At two years old, your toddler is getting really independent – speaking a few words, getting dressed and even riding a trike.
Here’s a guide to this all-exciting stage of development.
At a glance
- Toddler fears
- Encouraging better listening
- How to help your child
What your child is doing
All children develop at different speeds, but here’s a guide to the exciting things your child might be doing around now:
Riding a scooter or tricycle
Saying three word sentences or more
Dressing themselves with easy clothes
Singing to themselves
Being clingy one minute and fiercely independent the next.
Most two year olds go through a phase of being suddenly scared of things like thunderstorms, the dark, spiders and even monsters. The key is not to make a big deal out of it, especially if it’s a fear of yours as well (more likely spiders than monsters!). Just reassure them with kind words and a hug, and then get busy distracting them. You may find the topic keeps coming up long after the fear has gone, so just keep reassuring and distracting.

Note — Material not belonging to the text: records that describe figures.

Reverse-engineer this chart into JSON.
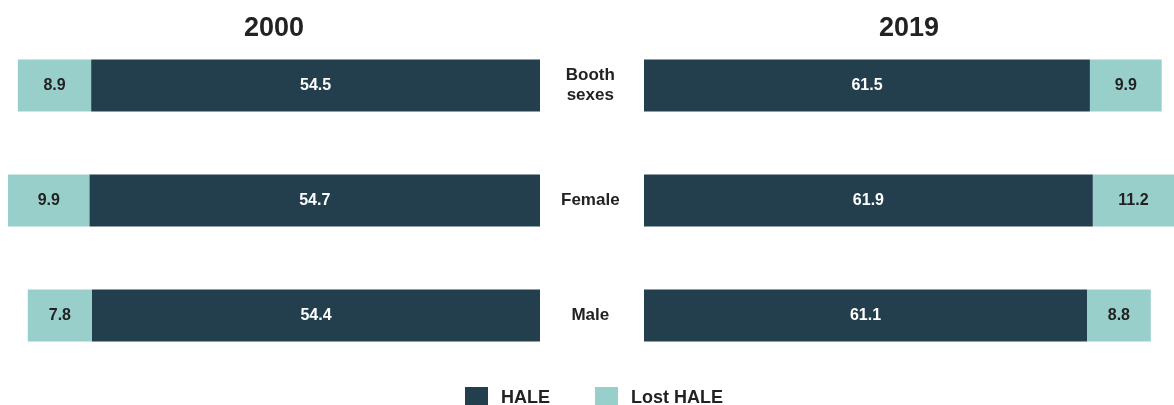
{
  "chart_data": [
    {
      "type": "bar",
      "orientation": "horizontal",
      "stacked": true,
      "title": "2000",
      "categories": [
        "Booth sexes",
        "Female",
        "Male"
      ],
      "series": [
        {
          "name": "HALE",
          "color": "#233e4c",
          "values": [
            54.5,
            54.7,
            54.4
          ]
        },
        {
          "name": "Lost HALE",
          "color": "#99cfca",
          "values": [
            8.9,
            9.9,
            7.8
          ]
        }
      ],
      "data_labels": true,
      "legend": "bottom",
      "tick_labels": "y"
    },
    {
      "type": "bar",
      "orientation": "horizontal",
      "stacked": true,
      "title": "2019",
      "categories": [
        "Booth sexes",
        "Female",
        "Male"
      ],
      "series": [
        {
          "name": "HALE",
          "color": "#233e4c",
          "values": [
            61.5,
            61.9,
            61.1
          ]
        },
        {
          "name": "Lost HALE",
          "color": "#99cfca",
          "values": [
            9.9,
            11.2,
            8.8
          ]
        }
      ],
      "data_labels": true,
      "tick_labels": false
    }
  ]
}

How you can help your child at this age
There’s a lot you can do to help a two-year-old’s development:
Get physical - play active games with them like running, jumping and climbing. It will give them a taste for activity and help develop their motor skills
Let it all out – if your child is launching into a spectacular tantrum, help them learn how to express their feelings. Rather than telling them off, you can calm them down by asking them to explain what’s upset them
Get playing – play is the main way children learn and you can fire up your child's imagination by playing pretend games with their dolls and cuddly toys.
Learning to listen
Persuading toddlers to listen can be quite a challenge, and many mums find shouting across a room just doesn't work.
“I love the Supernanny tip where you get down to their level and lower the tone of your voice. I find if I yell from the kitchen it’s too easy for my kids to get distracted and ignore me. Instead I come up to them, get down to their level, which means they have to pay attention to me and then lower my tone so they know I am serious. It works every time especially in public." Hannah, mum to two.